Он сделал ещё один шаг назад и окончательно смешался с тьмой. Учитель остался один. В ушах гудело.
Он посмотрел на свои руки. Сжал их в кулаки. Пальцы. У него тоже были пальцы. Но они были для метлы. Для чекушки. Для пустых жестов. А её палец…
В животе заурчало. Не от голода. От предвкушения.
Он развернулся и пошёл назад, к дому. Шаг его был твёрдым, не дрожал. Он нёс в себе не ярость, не безумие, а ясность миссии. Он шёл не к Сестре. Он шёл к источнику своего будущего шедевра.
Учитель вошёл в подъезд. Лифт поднимал его с торжественной медлительностью катафалка. Он облизывал губы. Они были сухими. Он думал о том, какими на вкус могут быть чернила? Смешно и странно, он никогда их не пробовал.
Двери лифта открылись. Лестничная площадка. Их дверь.
Учитель достал ключ. Металл холодно блеснул в слабом свете лампочки.
Осталось только взять своё перо. И начать писать.

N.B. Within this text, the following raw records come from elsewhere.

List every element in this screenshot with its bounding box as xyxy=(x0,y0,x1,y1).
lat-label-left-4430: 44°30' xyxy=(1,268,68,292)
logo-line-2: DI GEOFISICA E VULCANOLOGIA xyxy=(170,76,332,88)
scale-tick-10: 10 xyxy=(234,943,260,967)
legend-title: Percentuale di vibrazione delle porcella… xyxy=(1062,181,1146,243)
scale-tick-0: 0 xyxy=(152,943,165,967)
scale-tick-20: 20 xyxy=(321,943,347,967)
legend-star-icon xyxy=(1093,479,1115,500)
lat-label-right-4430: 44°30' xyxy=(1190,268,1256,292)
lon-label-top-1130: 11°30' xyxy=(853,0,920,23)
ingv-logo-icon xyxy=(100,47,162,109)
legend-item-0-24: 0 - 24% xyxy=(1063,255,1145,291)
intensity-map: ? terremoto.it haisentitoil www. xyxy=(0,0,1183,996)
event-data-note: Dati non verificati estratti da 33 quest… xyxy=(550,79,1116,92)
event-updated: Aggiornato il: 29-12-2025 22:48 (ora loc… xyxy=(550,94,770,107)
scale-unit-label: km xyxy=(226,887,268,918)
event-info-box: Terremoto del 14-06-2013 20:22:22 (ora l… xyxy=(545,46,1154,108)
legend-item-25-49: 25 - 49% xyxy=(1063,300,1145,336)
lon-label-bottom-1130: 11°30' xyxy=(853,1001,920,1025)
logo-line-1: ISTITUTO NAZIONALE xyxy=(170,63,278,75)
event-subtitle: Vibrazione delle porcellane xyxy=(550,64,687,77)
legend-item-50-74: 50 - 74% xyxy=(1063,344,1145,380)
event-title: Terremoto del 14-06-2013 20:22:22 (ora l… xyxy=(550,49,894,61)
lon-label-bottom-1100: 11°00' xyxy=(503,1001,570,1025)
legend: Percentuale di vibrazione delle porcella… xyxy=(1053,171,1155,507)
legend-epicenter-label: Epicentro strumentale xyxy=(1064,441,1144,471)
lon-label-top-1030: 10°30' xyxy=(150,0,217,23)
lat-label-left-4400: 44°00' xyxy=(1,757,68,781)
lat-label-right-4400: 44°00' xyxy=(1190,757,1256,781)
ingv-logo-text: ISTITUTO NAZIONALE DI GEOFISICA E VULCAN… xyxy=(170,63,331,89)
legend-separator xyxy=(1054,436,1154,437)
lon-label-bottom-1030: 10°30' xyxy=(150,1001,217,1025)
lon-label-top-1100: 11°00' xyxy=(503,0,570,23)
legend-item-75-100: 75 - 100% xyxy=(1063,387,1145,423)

Он повернул ключ и проник внутрь. Квартира встретила его тишиной и запахом — запахом страха, слёз и…
11
Квартира теперь пахла не смертью, а дешёвым одеколоном, сигаретами и гуталином. Учитель застал Сестру за столом на кухне. Перед ней лежали листки с печатями, — очевидно, разнообразные справки. Она сидела, прямо и неестественно собранно, будто её спину заменили на стальной прут. Наливала чай. Руки не дрожали.
Она подняла на него глаза. В них не было истерики, не было даже укора. Была пустота. Пустота свойственная человеку, который за несколько часов прошёл все круги ада бюрократии и теперь пребывает в состоянии шоковой отрешённости.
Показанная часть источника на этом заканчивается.